The plant response in this octadecanoid pathway is similar to mammalian prostaglandin and
leukotriene pathways (Ref Walling 2000). This particular pathway is inhibited by salicylic acid.

=== Octadecanoid pathway ===
(LAP-A), a product of the octadecanoid pathway in some solanaceous plants, has been shown by Fowler et al. to have a regulatory role in the late wound response of tomato. Experiments were conducted using three genotypes of tomato plants: wildtype (WT), (LapA-SI) plants that were silenced for LAP-A, and LapA-OX that constitutively expressed LAP-A. Late-gene expression was inhibited in wounded LapA-SI plants, and the LapA-SI plants were also more susceptible to tobacco hornworm feeding, relative to wildtype (WT) plants. In comparison, the wounded LapA-OX leaves exhibited heightened levels of late gene RNA accumulation, an increased resistance to herbivory, and extended expression of late wound-response genes. These data suggest that LAP-A functions in regulating both the intensity and the persistence of the late wound response.

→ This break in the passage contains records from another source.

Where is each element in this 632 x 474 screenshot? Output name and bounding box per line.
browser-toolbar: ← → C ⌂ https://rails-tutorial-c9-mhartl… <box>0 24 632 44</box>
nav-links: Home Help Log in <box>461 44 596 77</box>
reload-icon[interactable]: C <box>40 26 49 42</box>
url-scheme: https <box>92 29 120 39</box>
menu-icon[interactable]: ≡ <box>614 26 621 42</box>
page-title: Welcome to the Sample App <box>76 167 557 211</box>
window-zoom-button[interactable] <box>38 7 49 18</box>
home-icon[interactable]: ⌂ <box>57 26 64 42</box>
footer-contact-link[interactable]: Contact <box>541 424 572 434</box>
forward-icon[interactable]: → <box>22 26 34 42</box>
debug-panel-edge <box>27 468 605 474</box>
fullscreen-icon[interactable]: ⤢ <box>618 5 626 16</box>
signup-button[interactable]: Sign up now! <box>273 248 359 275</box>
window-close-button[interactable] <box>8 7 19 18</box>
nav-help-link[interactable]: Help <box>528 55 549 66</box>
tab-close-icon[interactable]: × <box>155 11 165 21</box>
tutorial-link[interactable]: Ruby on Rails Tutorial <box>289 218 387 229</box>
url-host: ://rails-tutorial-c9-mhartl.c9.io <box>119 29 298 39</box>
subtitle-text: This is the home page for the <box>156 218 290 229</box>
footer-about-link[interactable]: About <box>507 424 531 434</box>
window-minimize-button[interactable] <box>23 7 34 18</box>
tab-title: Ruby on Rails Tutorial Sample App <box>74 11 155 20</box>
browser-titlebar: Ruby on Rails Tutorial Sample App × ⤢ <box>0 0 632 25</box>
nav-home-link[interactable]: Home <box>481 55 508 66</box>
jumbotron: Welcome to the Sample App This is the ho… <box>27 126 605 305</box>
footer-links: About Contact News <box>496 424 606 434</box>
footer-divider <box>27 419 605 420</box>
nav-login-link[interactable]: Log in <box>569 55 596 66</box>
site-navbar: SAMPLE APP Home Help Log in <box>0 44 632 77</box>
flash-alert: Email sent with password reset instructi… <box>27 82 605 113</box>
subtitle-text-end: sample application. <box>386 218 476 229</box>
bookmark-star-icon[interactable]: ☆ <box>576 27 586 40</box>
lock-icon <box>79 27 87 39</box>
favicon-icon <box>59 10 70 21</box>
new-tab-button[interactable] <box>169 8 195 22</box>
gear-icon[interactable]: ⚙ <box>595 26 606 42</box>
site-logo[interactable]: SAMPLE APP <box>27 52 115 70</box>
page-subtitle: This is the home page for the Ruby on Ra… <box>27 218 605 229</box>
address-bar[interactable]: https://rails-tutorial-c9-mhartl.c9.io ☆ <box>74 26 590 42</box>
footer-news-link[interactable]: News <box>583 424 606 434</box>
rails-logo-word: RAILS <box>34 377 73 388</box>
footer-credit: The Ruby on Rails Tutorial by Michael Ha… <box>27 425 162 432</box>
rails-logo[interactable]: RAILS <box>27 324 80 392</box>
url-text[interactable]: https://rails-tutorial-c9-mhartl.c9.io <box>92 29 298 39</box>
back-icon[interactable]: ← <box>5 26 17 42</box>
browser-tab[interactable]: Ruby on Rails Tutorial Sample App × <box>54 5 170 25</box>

However, unwounded LapA-OX did not accumulate late gene RNA transcripts, suggesting that presence of LAP-A alone is not sufficient to induce late gene expression. LAP-A is the first plant aminopeptidase shown to have a regulatory role in signal transduction pathway.

=== Osmoregulation ===
LAP proteins are expressed in a variety of marine organisms as a method of coping with the osmotic threat high salinity poses to the cell. During bouts of high salinity, LAP begins the catalysis of proteins in order to release amino acids into the cell in an attempt to balance the high ion concentrations in the external environment.